On me retrouvera probablement, un jour ou l’autre, pendu à la branche d’un chêne en forêt de Melun-Sénart. J’ai repéré l’endroit. L’arbre centenaire n’attend que moi.
Le seul infime espoir que je caresse encore, est qu’un jour on vire les comme vous à grands coups de pied où je pense. La France a su le faire parfois, se débarrasser des arrogants, des possédants, des donneurs de leçon profiteurs du système inégalitaire auquel ils nous soumettent. Je crains malheureusement qu’elle n’en aie plus la volonté, la capacité, tant les comme vous Monsieur Macron ont gagné la bataille.

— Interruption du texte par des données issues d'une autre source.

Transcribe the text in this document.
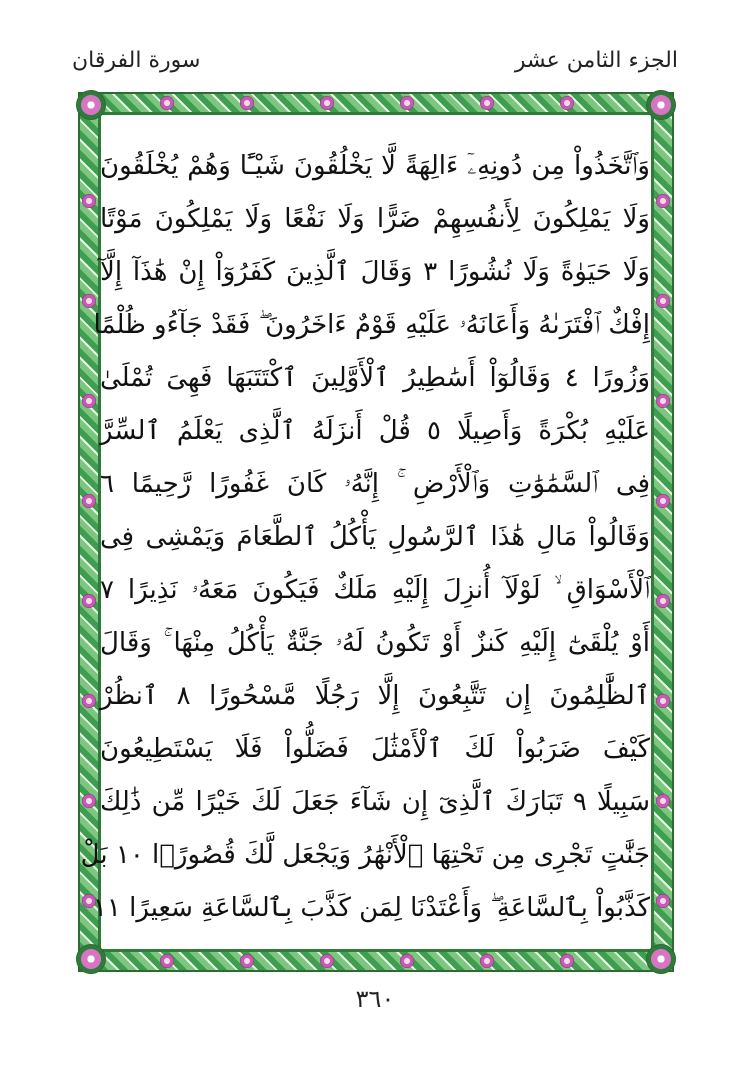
الجزء الثامن عشر
سورة الفرقان
وَٱتَّخَذُواْ مِن دُونِهِۦٓ ءَالِهَةً لَّا يَخْلُقُونَ شَيْـًٔا وَهُمْ يُخْلَقُونَ
وَلَا يَمْلِكُونَ لِأَنفُسِهِمْ ضَرًّا وَلَا نَفْعًا وَلَا يَمْلِكُونَ مَوْتًا
وَلَا حَيَوٰةً وَلَا نُشُورًا ٣ وَقَالَ ٱلَّذِينَ كَفَرُوٓاْ إِنْ هَٰذَآ إِلَّآ
إِفْكٌ ٱفْتَرَىٰهُ وَأَعَانَهُۥ عَلَيْهِ قَوْمٌ ءَاخَرُونَ ۖ فَقَدْ جَآءُو ظُلْمًا
وَزُورًا ٤ وَقَالُوٓاْ أَسَٰطِيرُ ٱلْأَوَّلِينَ ٱكْتَتَبَهَا فَهِىَ تُمْلَىٰ
عَلَيْهِ بُكْرَةً وَأَصِيلًا ٥ قُلْ أَنزَلَهُ ٱلَّذِى يَعْلَمُ ٱلسِّرَّ
فِى ٱلسَّمَٰوَٰتِ وَٱلْأَرْضِ ۚ إِنَّهُۥ كَانَ غَفُورًا رَّحِيمًا ٦
وَقَالُواْ مَالِ هَٰذَا ٱلرَّسُولِ يَأْكُلُ ٱلطَّعَامَ وَيَمْشِى فِى
ٱلْأَسْوَاقِ ۙ لَوْلَآ أُنزِلَ إِلَيْهِ مَلَكٌ فَيَكُونَ مَعَهُۥ نَذِيرًا ٧
أَوْ يُلْقَىٰٓ إِلَيْهِ كَنزٌ أَوْ تَكُونُ لَهُۥ جَنَّةٌ يَأْكُلُ مِنْهَا ۚ وَقَالَ
ٱلظَّٰلِمُونَ إِن تَتَّبِعُونَ إِلَّا رَجُلًا مَّسْحُورًا ٨ ٱنظُرْ
كَيْفَ ضَرَبُواْ لَكَ ٱلْأَمْثَٰلَ فَضَلُّواْ فَلَا يَسْتَطِيعُونَ
سَبِيلًا ٩ تَبَارَكَ ٱلَّذِىٓ إِن شَآءَ جَعَلَ لَكَ خَيْرًا مِّن ذَٰلِكَ
جَنَّٰتٍ تَجْرِى مِن تَحْتِهَا ٱلْأَنْهَٰرُ وَيَجْعَل لَّكَ قُصُورًۢا ١٠ بَلْ
كَذَّبُواْ بِٱلسَّاعَةِ ۖ وَأَعْتَدْنَا لِمَن كَذَّبَ بِٱلسَّاعَةِ سَعِيرًا ١١
٣٦٠
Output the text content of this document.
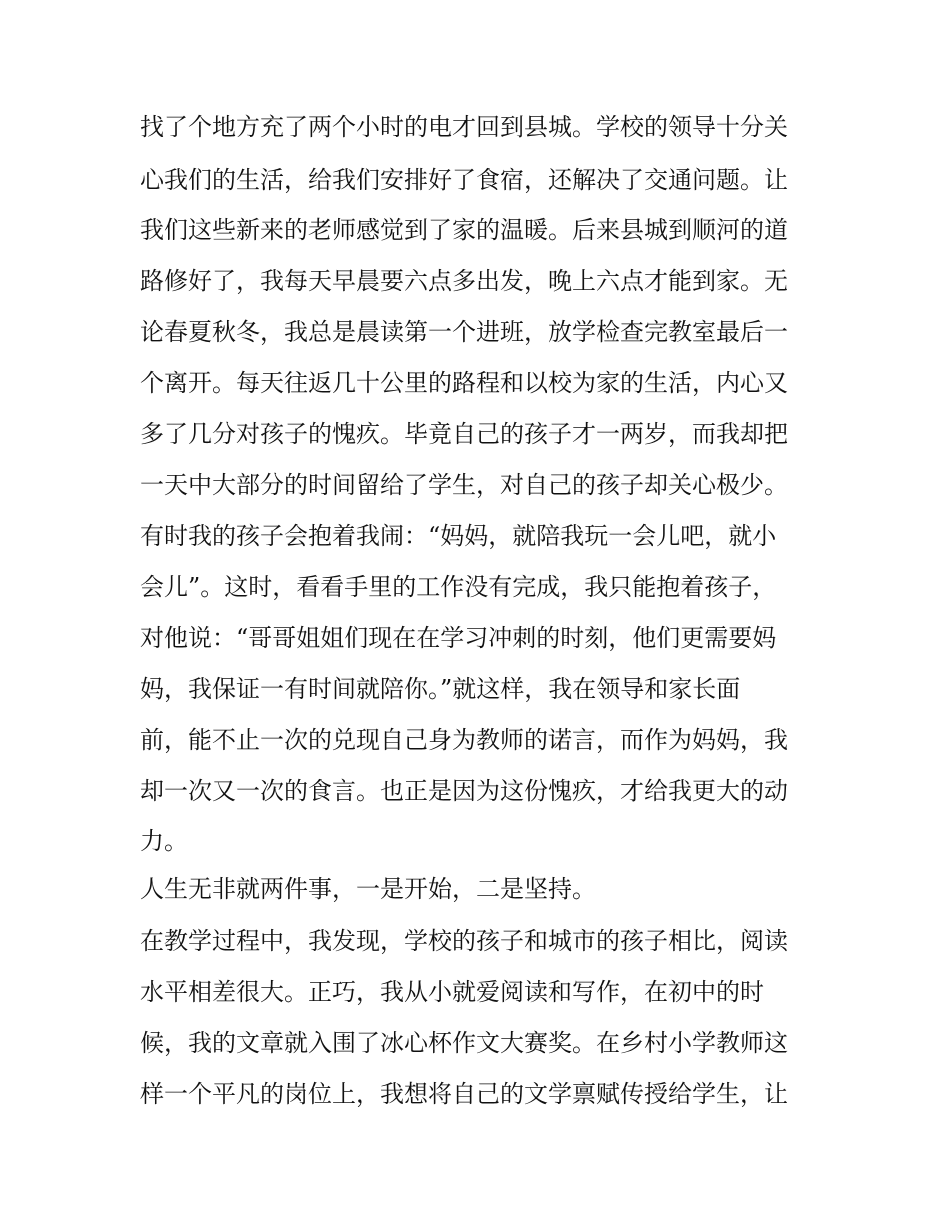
找了个地方充了两个小时的电才回到县城。学校的领导十分关
心我们的生活，给我们安排好了食宿，还解决了交通问题。让
我们这些新来的老师感觉到了家的温暖。后来县城到顺河的道
路修好了，我每天早晨要六点多出发，晚上六点才能到家。无
论春夏秋冬，我总是晨读第一个进班，放学检查完教室最后一
个离开。每天往返几十公里的路程和以校为家的生活，内心又
多了几分对孩子的愧疚。毕竟自己的孩子才一两岁，而我却把
一天中大部分的时间留给了学生，对自己的孩子却关心极少。
有时我的孩子会抱着我闹：“妈妈，就陪我玩一会儿吧，就小
会儿”。这时，看看手里的工作没有完成，我只能抱着孩子，
对他说：“哥哥姐姐们现在在学习冲刺的时刻，他们更需要妈
妈，我保证一有时间就陪你。”就这样，我在领导和家长面
前，能不止一次的兑现自己身为教师的诺言，而作为妈妈，我
却一次又一次的食言。也正是因为这份愧疚，才给我更大的动
力。
人生无非就两件事，一是开始，二是坚持。
在教学过程中，我发现，学校的孩子和城市的孩子相比，阅读
水平相差很大。正巧，我从小就爱阅读和写作，在初中的时
候，我的文章就入围了冰心杯作文大赛奖。在乡村小学教师这
样一个平凡的岗位上，我想将自己的文学禀赋传授给学生，让
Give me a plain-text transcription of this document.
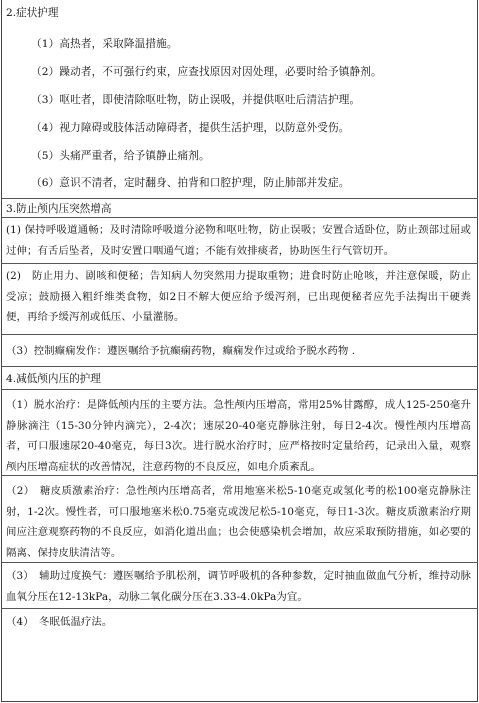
2.症状护理
（1）高热者，采取降温措施。
（2）躁动者，不可强行约束，应查找原因对因处理，必要时给予镇静剂。
（3）呕吐者，即使清除呕吐物，防止误吸，并提供呕吐后清洁护理。
（4）视力障碍或肢体活动障碍者，提供生活护理，以防意外受伤。
（5）头痛严重者，给予镇静止痛剂。
（6）意识不清者，定时翻身、拍背和口腔护理，防止肺部并发症。
3.防止颅内压突然增高
(1) 保持呼吸道通畅；及时清除呼吸道分泌物和呕吐物，防止误吸；安置合适卧位，防止颈部过屈或过伸；有舌后坠者，及时安置口咽通气道；不能有效排痰者，协助医生行气管切开。
(2)　防止用力、剧咳和便秘；告知病人勿突然用力提取重物；进食时防止呛咳，并注意保暖，防止受凉；鼓励摄入粗纤维类食物，如2日不解大便应给予缓泻剂，已出现便秘者应先手法掏出干硬粪便，再给予缓泻剂或低压、小量灌肠。
（3）控制癫痫发作：遵医嘱给予抗癫痫药物，癫痫发作过或给予脱水药物 .
4.减低颅内压的护理
（1）脱水治疗：是降低颅内压的主要方法。急性颅内压增高，常用25%甘露醇，成人125-250毫升静脉滴注（15-30分钟内滴完），2-4次；速尿20-40毫克静脉注射，每日2-4次。慢性颅内压增高者，可口服速尿20-40毫克，每日3次。进行脱水治疗时，应严格按时定量给药，记录出入量，观察颅内压增高症状的改善情况，注意药物的不良反应，如电介质紊乱。
（2）　糖皮质激素治疗：急性颅内压增高者，常用地塞米松5-10毫克或氢化考的松100毫克静脉注射，1-2次。慢性者，可口服地塞米松0.75毫克或泼尼松5-10毫克，每日1-3次。糖皮质激素治疗期间应注意观察药物的不良反应，如消化道出血；也会使感染机会增加，故应采取预防措施，如必要的隔离、保持皮肤清洁等。
（3）　辅助过度换气：遵医嘱给予肌松剂，调节呼吸机的各种参数，定时抽血做血气分析，维持动脉血氧分压在12-13kPa，动脉二氧化碳分压在3.33-4.0kPa为宜。
（4）　冬眠低温疗法。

En 2015, la lutte des classes est toujours d'actualité, sauf que ce sont les riches et les nantis qui l’ont remportée.
Plus que mon statut de pauvre, de chômeur, de Rsaste, cette cruelle défaite me désole. Le jour où je n’y croirai vraiment plus, je partirai me perdre en forêt de Melun-Sénart…
Gilles – 57 ans
Chômeur depuis 8 ans qui survit avec quelques centaines d’euros par mois.
(1) Propos tenus face à Jean-Jacques Bourdin sur BFMTV. Mercredi 18 février.